Leur point commun à tous les deux ? Le sport. Plutôt de haut niveau. Depuis deux ans, ils s’entraînent régulièrement ensemble. Un premier portrait sur Vincent qui pratique le triathlon.

Vincent CLAVEL

J’ai toujours été sportif. A 6 ans, j’ai fait le choix de faire de l’enduro. J’ai évolué dans le milieu de la moto jusqu’à l’âge de 18 ans. Pour poursuivre mes études après l’obtention de mon bac, j’ai été contraint de quitter Mende. Je ne pouvais plus pratiquer l’enduro aussi librement ou du moins comme j’en avais envie. J’ai donc fait le choix de me lancer dans une nouvelle discipline, le triathlon longue distance. Il s’agit de trois épreuves d’endurance enchaînées : natation, cyclisme et course à pied.Ce sport m’a toujours attiré et j’ai saisi cette occasion pour me lancer de nouveaux défis. Aujourd’hui j’ai la chance de partager cette discipline en famille avec ma sœur, mon entraineur, de voyager, de découvrir d’autres pays et de faire des rencontres. C’est enrichissant !

Vincent, amateur de triathlonC’est donc à 18 ans que j’ai intégré le club de triathlon Rodez. J’ai ensuite croisé la route de Jean Sébastien Salendres. Au delà d’être mon entraîneur et d’organiser mon programme d’entrainement quotidien, il est devenu un ami. Il m’a offert sa confiance, son soutien et m’aide à me dépasser chaque jour pour progresser. Notre complicité a commencé sur l’Ironman de Roth, en Allemagne en Juin 2017. Cette course correspond au format le plus long de la discipline, à savoir : 3800m de natation – 180,2 km de vélo – et un marathon 42 km. Cet évènement réuni plus de 6 000 participants. C’est une discipline très appréciée et très médiatisée dans ce pays contrairement à la France. Mon résultat fut très satisfaisant et m’a donné envie de poursuivre cette aventure. J’ai terminé à la 6ème place de ma catégorie (18/24 ans) ce qui m’a permis de décrocher une qualification au championnat du monde Challenge Family à Samorin (Slovaquie).

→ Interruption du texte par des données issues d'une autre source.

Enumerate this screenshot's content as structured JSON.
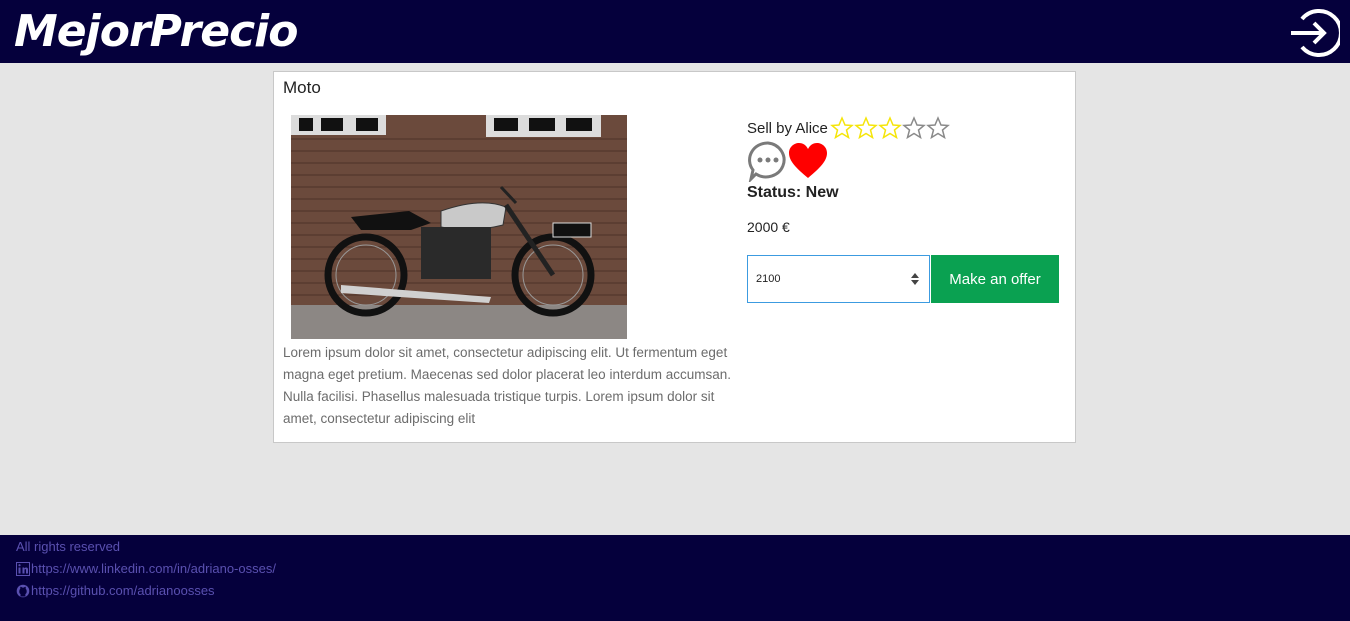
{
  "header": {
    "logo_text": "MejorPrecio",
    "login_icon": "sign-in-icon"
  },
  "product": {
    "title": "Moto",
    "photo_icon": "motorcycle-photo",
    "description": "Lorem ipsum dolor sit amet, consectetur adipiscing elit. Ut fermentum eget magna eget pretium. Maecenas sed dolor placerat leo interdum accumsan. Nulla facilisi. Phasellus malesuada tristique turpis. Lorem ipsum dolor sit amet, consectetur adipiscing elit",
    "seller_label": "Sell by Alice",
    "rating": {
      "value": 3,
      "max": 5,
      "filled_color": "#f5e50a",
      "empty_color": "#8a8a8a"
    },
    "chat_icon": "chat-bubble-icon",
    "favorite_icon": "heart-icon",
    "favorite_color": "#ff0000",
    "status_label": "Status: New",
    "price": "2000 €"
  },
  "offer": {
    "input_value": "2100",
    "button_label": "Make an offer",
    "button_color": "#0aa151"
  },
  "footer": {
    "rights": "All rights reserved",
    "linkedin_url": "https://www.linkedin.com/in/adriano-osses/",
    "github_url": "https://github.com/adrianoosses",
    "linkedin_icon": "linkedin-icon",
    "github_icon": "github-icon"
  }
}
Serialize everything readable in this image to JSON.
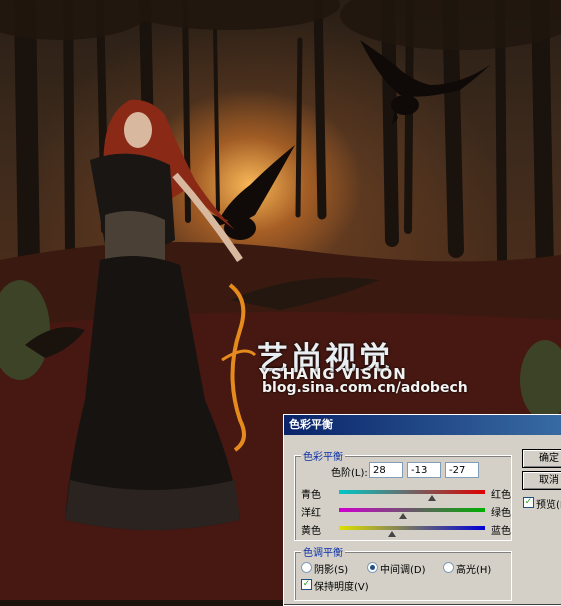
{
  "watermark": {
    "brand_cn": "艺尚视觉",
    "brand_en": "YSHANG VISION",
    "url": "blog.sina.com.cn/adobech"
  },
  "dialog": {
    "title": "色彩平衡",
    "color_balance_group": "色彩平衡",
    "levels_label": "色阶(L):",
    "levels_values": [
      "28",
      "-13",
      "-27"
    ],
    "sliders": [
      {
        "left": "青色",
        "right": "红色",
        "value": 28,
        "left_color": "#00c8c8",
        "right_color": "#e00000"
      },
      {
        "left": "洋红",
        "right": "绿色",
        "value": -13,
        "left_color": "#d000d0",
        "right_color": "#00b000"
      },
      {
        "left": "黄色",
        "right": "蓝色",
        "value": -27,
        "left_color": "#e0e000",
        "right_color": "#0000d8"
      }
    ],
    "tone_group": "色调平衡",
    "tone_options": [
      {
        "label": "阴影(S)",
        "selected": false
      },
      {
        "label": "中间调(D)",
        "selected": true
      },
      {
        "label": "高光(H)",
        "selected": false
      }
    ],
    "preserve_luminosity": "保持明度(V)",
    "preserve_checked": true,
    "ok_button": "确定",
    "cancel_button": "取消",
    "preview_label": "预览(P)",
    "preview_checked": true
  }
}
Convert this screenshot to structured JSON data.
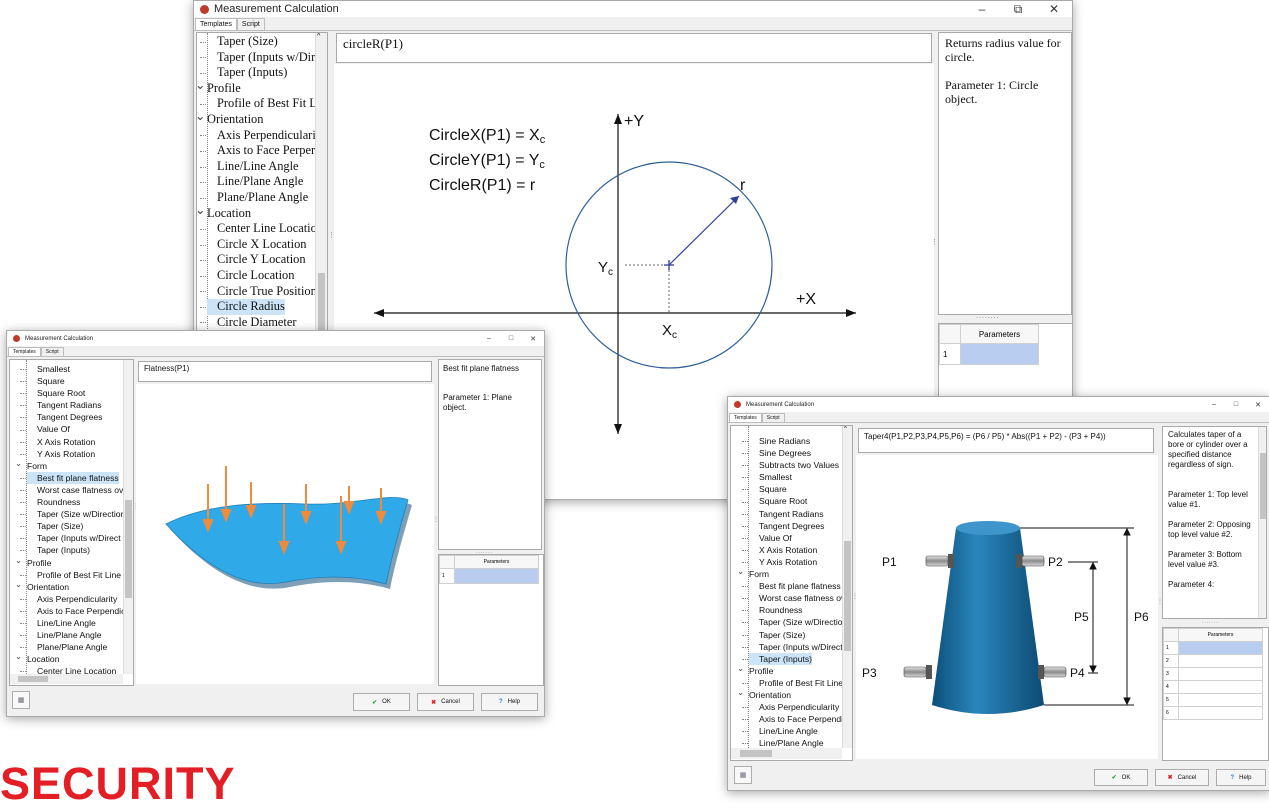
{
  "watermark_text": "SECURITY",
  "window_back": {
    "title": "Measurement Calculation",
    "tabs": [
      "Templates",
      "Script"
    ],
    "tree": [
      {
        "label": "Taper (Size)",
        "kind": "child"
      },
      {
        "label": "Taper (Inputs w/Dir",
        "kind": "child"
      },
      {
        "label": "Taper (Inputs)",
        "kind": "child"
      },
      {
        "label": "Profile",
        "kind": "cat"
      },
      {
        "label": "Profile of Best Fit L",
        "kind": "child"
      },
      {
        "label": "Orientation",
        "kind": "cat"
      },
      {
        "label": "Axis Perpendiculari",
        "kind": "child"
      },
      {
        "label": "Axis to Face Perper",
        "kind": "child"
      },
      {
        "label": "Line/Line Angle",
        "kind": "child"
      },
      {
        "label": "Line/Plane Angle",
        "kind": "child"
      },
      {
        "label": "Plane/Plane Angle",
        "kind": "child"
      },
      {
        "label": "Location",
        "kind": "cat"
      },
      {
        "label": "Center Line Locatio",
        "kind": "child"
      },
      {
        "label": "Circle X Location",
        "kind": "child"
      },
      {
        "label": "Circle Y Location",
        "kind": "child"
      },
      {
        "label": "Circle Location",
        "kind": "child"
      },
      {
        "label": "Circle True Position",
        "kind": "child"
      },
      {
        "label": "Circle Radius",
        "kind": "child",
        "selected": true
      },
      {
        "label": "Circle Diameter",
        "kind": "child"
      }
    ],
    "formula": "circleR(P1)",
    "description": [
      "Returns radius value for circle.",
      "Parameter 1: Circle object."
    ],
    "params_header": "Parameters",
    "param_rows": [
      "1"
    ],
    "diagram": {
      "eq1": "CircleX(P1) = X",
      "eq2": "CircleY(P1) = Y",
      "eq3": "CircleR(P1) = r",
      "sub": "c",
      "axis_y": "+Y",
      "axis_x": "+X",
      "r_label": "r",
      "yc": "Y",
      "xc": "X"
    }
  },
  "window_left": {
    "title": "Measurement Calculation",
    "tabs": [
      "Templates",
      "Script"
    ],
    "tree": [
      {
        "label": "Smallest",
        "kind": "child"
      },
      {
        "label": "Square",
        "kind": "child"
      },
      {
        "label": "Square Root",
        "kind": "child"
      },
      {
        "label": "Tangent Radians",
        "kind": "child"
      },
      {
        "label": "Tangent Degrees",
        "kind": "child"
      },
      {
        "label": "Value Of",
        "kind": "child"
      },
      {
        "label": "X Axis Rotation",
        "kind": "child"
      },
      {
        "label": "Y Axis Rotation",
        "kind": "child"
      },
      {
        "label": "Form",
        "kind": "cat"
      },
      {
        "label": "Best fit plane flatness",
        "kind": "child",
        "selected": true
      },
      {
        "label": "Worst case flatness ove",
        "kind": "child"
      },
      {
        "label": "Roundness",
        "kind": "child"
      },
      {
        "label": "Taper (Size w/Directior",
        "kind": "child"
      },
      {
        "label": "Taper (Size)",
        "kind": "child"
      },
      {
        "label": "Taper (Inputs w/Direct",
        "kind": "child"
      },
      {
        "label": "Taper (Inputs)",
        "kind": "child"
      },
      {
        "label": "Profile",
        "kind": "cat"
      },
      {
        "label": "Profile of Best Fit Line",
        "kind": "child"
      },
      {
        "label": "Orientation",
        "kind": "cat"
      },
      {
        "label": "Axis Perpendicularity",
        "kind": "child"
      },
      {
        "label": "Axis to Face Perpendic",
        "kind": "child"
      },
      {
        "label": "Line/Line Angle",
        "kind": "child"
      },
      {
        "label": "Line/Plane Angle",
        "kind": "child"
      },
      {
        "label": "Plane/Plane Angle",
        "kind": "child"
      },
      {
        "label": "Location",
        "kind": "cat"
      },
      {
        "label": "Center Line Location",
        "kind": "child"
      }
    ],
    "formula": "Flatness(P1)",
    "description": [
      "Best fit plane flatness",
      "Parameter 1: Plane object."
    ],
    "params_header": "Parameters",
    "param_rows": [
      "1"
    ],
    "buttons": {
      "ok": "OK",
      "cancel": "Cancel",
      "help": "Help"
    }
  },
  "window_right": {
    "title": "Measurement Calculation",
    "tabs": [
      "Templates",
      "Script"
    ],
    "tree": [
      {
        "label": "Sine Radians",
        "kind": "child"
      },
      {
        "label": "Sine Degrees",
        "kind": "child"
      },
      {
        "label": "Subtracts two Values",
        "kind": "child"
      },
      {
        "label": "Smallest",
        "kind": "child"
      },
      {
        "label": "Square",
        "kind": "child"
      },
      {
        "label": "Square Root",
        "kind": "child"
      },
      {
        "label": "Tangent Radians",
        "kind": "child"
      },
      {
        "label": "Tangent Degrees",
        "kind": "child"
      },
      {
        "label": "Value Of",
        "kind": "child"
      },
      {
        "label": "X Axis Rotation",
        "kind": "child"
      },
      {
        "label": "Y Axis Rotation",
        "kind": "child"
      },
      {
        "label": "Form",
        "kind": "cat"
      },
      {
        "label": "Best fit plane flatness",
        "kind": "child"
      },
      {
        "label": "Worst case flatness ove",
        "kind": "child"
      },
      {
        "label": "Roundness",
        "kind": "child"
      },
      {
        "label": "Taper (Size w/Directior",
        "kind": "child"
      },
      {
        "label": "Taper (Size)",
        "kind": "child"
      },
      {
        "label": "Taper (Inputs w/Direct",
        "kind": "child"
      },
      {
        "label": "Taper (Inputs)",
        "kind": "child",
        "selected": true
      },
      {
        "label": "Profile",
        "kind": "cat"
      },
      {
        "label": "Profile of Best Fit Line",
        "kind": "child"
      },
      {
        "label": "Orientation",
        "kind": "cat"
      },
      {
        "label": "Axis Perpendicularity",
        "kind": "child"
      },
      {
        "label": "Axis to Face Perpendic",
        "kind": "child"
      },
      {
        "label": "Line/Line Angle",
        "kind": "child"
      },
      {
        "label": "Line/Plane Angle",
        "kind": "child"
      }
    ],
    "formula": "Taper4(P1,P2,P3,P4,P5,P6) = (P6 / P5) * Abs((P1 + P2) - (P3 + P4))",
    "description": [
      "Calculates taper of a bore or cylinder over a specified distance regardless of sign.",
      "Parameter 1: Top level value #1.",
      "Parameter 2: Opposing top level value #2.",
      "Parameter 3: Bottom level value #3.",
      "Parameter 4:"
    ],
    "params_header": "Parameters",
    "param_rows": [
      "1",
      "2",
      "3",
      "4",
      "5",
      "6"
    ],
    "diagram": {
      "p1": "P1",
      "p2": "P2",
      "p3": "P3",
      "p4": "P4",
      "p5": "P5",
      "p6": "P6"
    },
    "buttons": {
      "ok": "OK",
      "cancel": "Cancel",
      "help": "Help"
    }
  }
}
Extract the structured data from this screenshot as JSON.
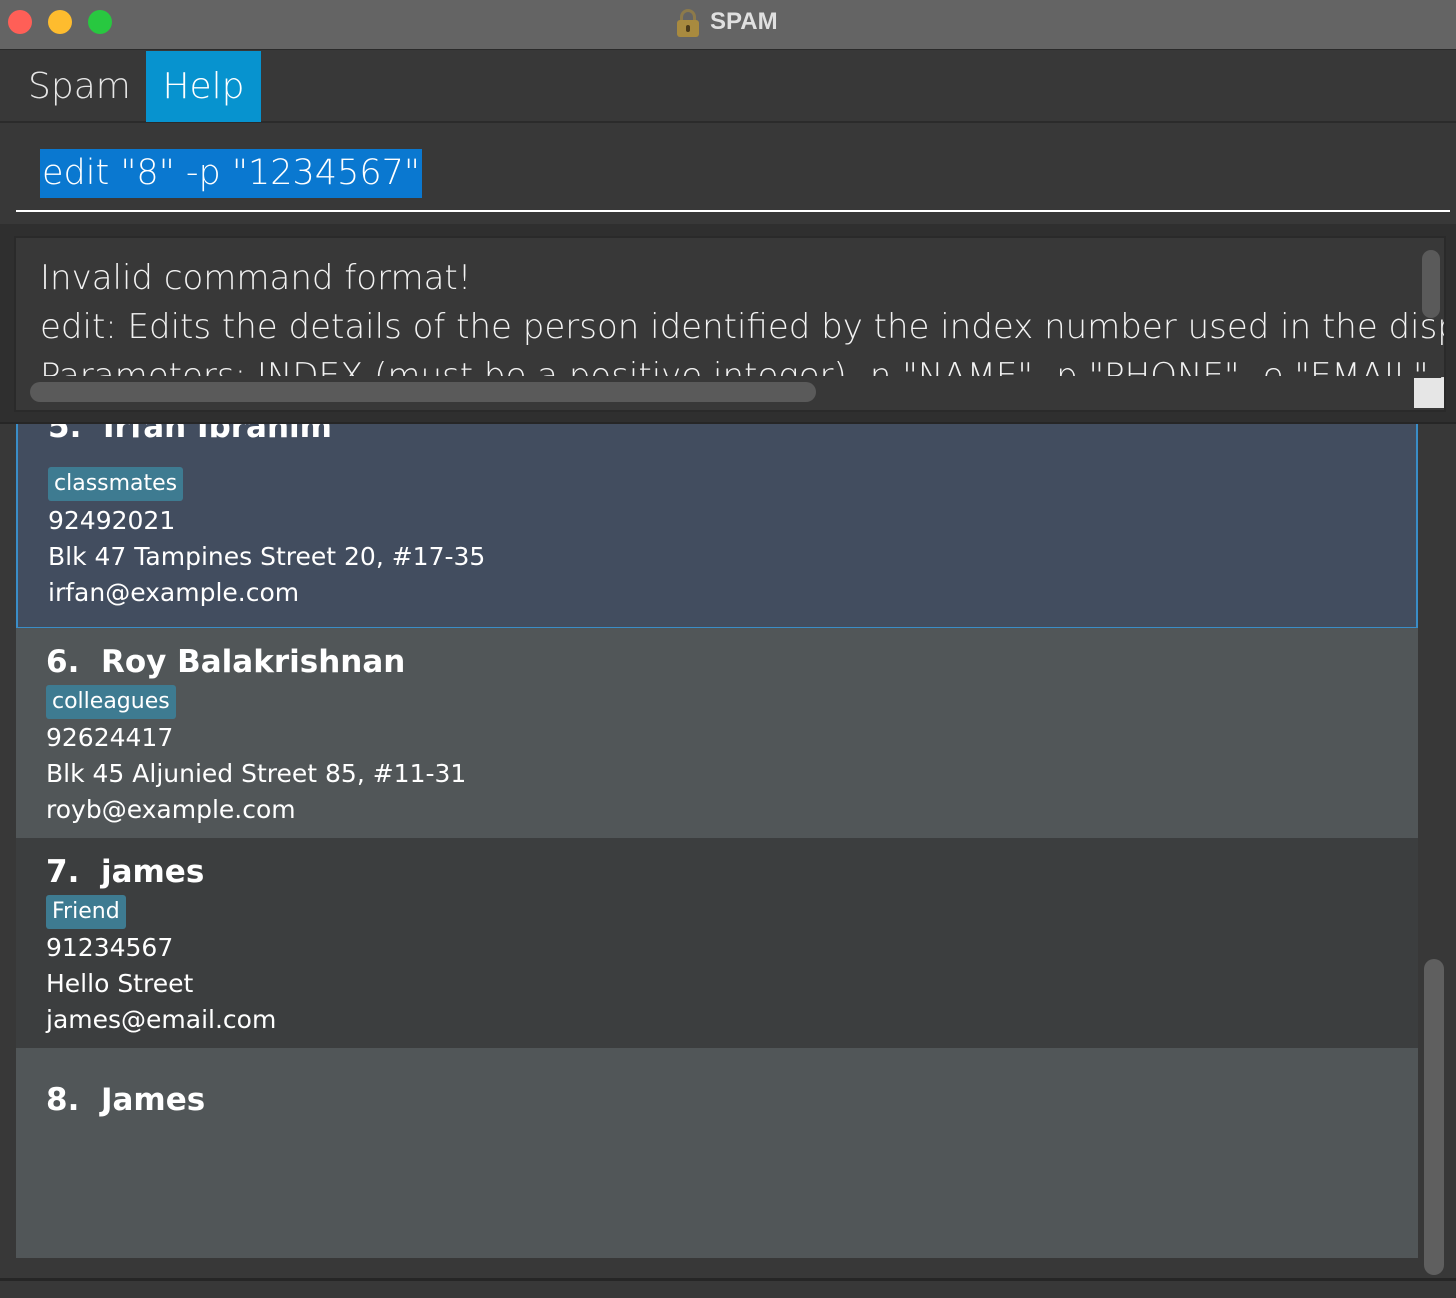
{
  "window": {
    "title": "SPAM"
  },
  "menu": {
    "items": [
      "Spam",
      "Help"
    ]
  },
  "command": {
    "value": "edit \"8\" -p \"1234567\""
  },
  "result": {
    "lines": [
      "Invalid command format!",
      "edit: Edits the details of the person identified by the index number used in the displayed",
      "Parameters: INDEX (must be a positive integer) -n \"NAME\" -p \"PHONE\" -e \"EMAIL\" -a \"ADD"
    ]
  },
  "persons": [
    {
      "index": "5.",
      "name": "Irfan Ibrahim",
      "tag": "classmates",
      "phone": "92492021",
      "address": "Blk 47 Tampines Street 20, #17-35",
      "email": "irfan@example.com"
    },
    {
      "index": "6.",
      "name": "Roy Balakrishnan",
      "tag": "colleagues",
      "phone": "92624417",
      "address": "Blk 45 Aljunied Street 85, #11-31",
      "email": "royb@example.com"
    },
    {
      "index": "7.",
      "name": "james",
      "tag": "Friend",
      "phone": "91234567",
      "address": "Hello Street",
      "email": "james@email.com"
    },
    {
      "index": "8.",
      "name": "James"
    }
  ]
}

De ce fait, en 2018, j’ai participé au Championnat du Monde en Slovaquie toujours à Samorin. J’ai terminé à la 3ème place de ma catégorie et 45ème au scratch sur 2500 participants. Cette médaille de bronze m’a qualifié automatiquement au championnat du monde pour la saison 2019. L’épreuve s’est déroulée à Samorin également, le 2 juin dernier. J’ai terminé au pied du podium dans ma catégorie. Cette 4ème place n’est pas une déception car j’améliore mon temps de dix précieuses minutes par rapport à l’an dernier. C’est une belle satisfaction de voir que j’ai encore réussi à progresser cette saison. Il reste encore beaucoup de chose à améliorer et c’est ce qui est intéressant. Ce résultat me permet de mettre en avant des axes de travail pour la suite.

Le triathlon ?

Ça fait maintenant quatre ans que je pratique ce sport. C’est plus qu’une discipline. Je dirais que c’est un véritable mode de vie qui demande parfois de faire des sacrifice. Ce sport correspond à un triple effort, et implique donc d’être performant dans les trois disciplines : la natation, le vélo et la course à pied. Il faut s’entraîner dur et quotidiennement. La charge d’entraînement est d’environ 15 à 20 h par semaine. Soit 1h30 tous les soirs et entre 4 et 5 heures par jour le week-end. Je m’appuie sur un planning d’entrainement envoyé par mon entraineur chaque semaine et j’essaye de suivre un régime alimentaire.

J’ai fait le choix de mener des études en parallèle. Ce n’est pas toujours évident, cela demande d’être organisé. Mes journées sont bien remplies et la gestion de la fatigue est primordiale. Mais c’est mon choix. C’est un besoin et c’est comme ça que je trouve un bon équilibre de vie. Je le vis comme un accomplissement personnel, un dépassement de soi. On apprend beaucoup sur ce que l'on est.

La plus grande difficulté d’une course ?

Le mental. Il représente 80 % pour 20 % de physique.